WARGASERUJI – Mi instan jadi pilihan di saat-saat mendesak. Entah karena kantong tipis, atau karena terburu-buru. Termasuk juga jadi bahan makanan bantuan paling mudah dikirim ke daerah yang terkena bencana. Namun, mi instan sebagai makanan darurat bisa menjadi bumerang pada akhirnya nanti.
Kalau hanya sementara, tidak mengapa. Masalahnya, nanti jadi kebiasaan dan sering mengonsumsinya. Berikut ini akibat-akibat sering mengonsumsi mi instan dalam jangka yang panjang.
1. Kadar gula terganggu
Mi instan membuat pencernaan menjadi lambat, sehingga perlu dicerna berjam-jam. Keseimbangan terganggu sehingga pengeluaran insulin tidak semestinya terjadi.
2. Kecemasan dan Diare
Mi instan yang dikonsumsi dalam jangka panjang, akan menumpuk kandungan hidroksanisol dan t-butil hdirokuinon yang terkandung dalam bahan pengawet. Kedua bahan kimia inilah penyebabkan kecemasan, asma dan diare.

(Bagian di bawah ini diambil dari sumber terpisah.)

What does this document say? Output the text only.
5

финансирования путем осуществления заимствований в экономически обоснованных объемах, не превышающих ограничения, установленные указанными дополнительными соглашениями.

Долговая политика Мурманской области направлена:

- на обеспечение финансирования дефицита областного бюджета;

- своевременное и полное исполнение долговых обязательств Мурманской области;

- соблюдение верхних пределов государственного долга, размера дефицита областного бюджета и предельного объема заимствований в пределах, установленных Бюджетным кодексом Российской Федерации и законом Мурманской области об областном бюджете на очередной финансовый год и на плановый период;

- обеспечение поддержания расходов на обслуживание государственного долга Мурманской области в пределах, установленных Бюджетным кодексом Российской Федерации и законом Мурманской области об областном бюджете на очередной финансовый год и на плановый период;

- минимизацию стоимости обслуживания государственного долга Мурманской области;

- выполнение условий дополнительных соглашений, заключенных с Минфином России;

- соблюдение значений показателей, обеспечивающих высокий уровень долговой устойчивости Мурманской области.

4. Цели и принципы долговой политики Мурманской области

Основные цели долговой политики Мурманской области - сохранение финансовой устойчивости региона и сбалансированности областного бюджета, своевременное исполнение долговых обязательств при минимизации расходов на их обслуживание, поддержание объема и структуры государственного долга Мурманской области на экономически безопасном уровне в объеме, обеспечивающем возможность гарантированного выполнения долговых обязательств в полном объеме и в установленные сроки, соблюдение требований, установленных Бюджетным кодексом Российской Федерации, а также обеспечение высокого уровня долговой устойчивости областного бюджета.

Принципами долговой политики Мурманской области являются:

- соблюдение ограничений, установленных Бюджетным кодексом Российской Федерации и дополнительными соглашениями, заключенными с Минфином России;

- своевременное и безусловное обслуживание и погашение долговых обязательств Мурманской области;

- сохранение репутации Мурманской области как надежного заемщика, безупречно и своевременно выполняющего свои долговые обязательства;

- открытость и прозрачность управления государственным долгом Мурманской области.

3. Risiko penyakit jantung
Orang yang makan instan dalam jumlah banyak akan berisiko terkena penyakit jantung. Hal ini disebabkan karena mengalami sindrom metabolik, serangkaian gejala darah tinggi hingga kadar HDL yang rendah.
Selain itu, tingginya kandungan Na dalam garam bumbu mempercepat timbulnya darah tinggi dan penyakit jantung.
4. Risiko penyakit kangker
Menurut dokter spesiali bedah dan ahli kangker saluran cerna dr. Fajar Firsyada, Sp.B-KBD, kandungan pengawet dalam mi instan termasuk bahan kimia karsinogenik pemicu kangker jika digunakan dalam jangka yang lama.
Selain itu semua makanan yang diawetkan dapat memicu kangker. Termasuk diantaranya, mi instan.
Beberapa akibat dari mengonsumsi mi instan di atas bisa dijadikan pertimbangan, apa perlu mi instan sebagai makanan darurat dijadikan pilihan pertama. Khususnya ketika suatu daerah terkena bencana. Kalau bisa, dicari makanan darurat lainnya yang lebih aman.
Mungkin ada yang bilang, darurat itu sementara jadi tidak mengapa. Masalahnya, anak-anak yang pernah merasakannya, apalagi di saat lapar, akan mengingatnya sebagai makanan yang enak. Kalau sudah begitu, akan menjadi kesenangan dan kebiasaan. Setuju?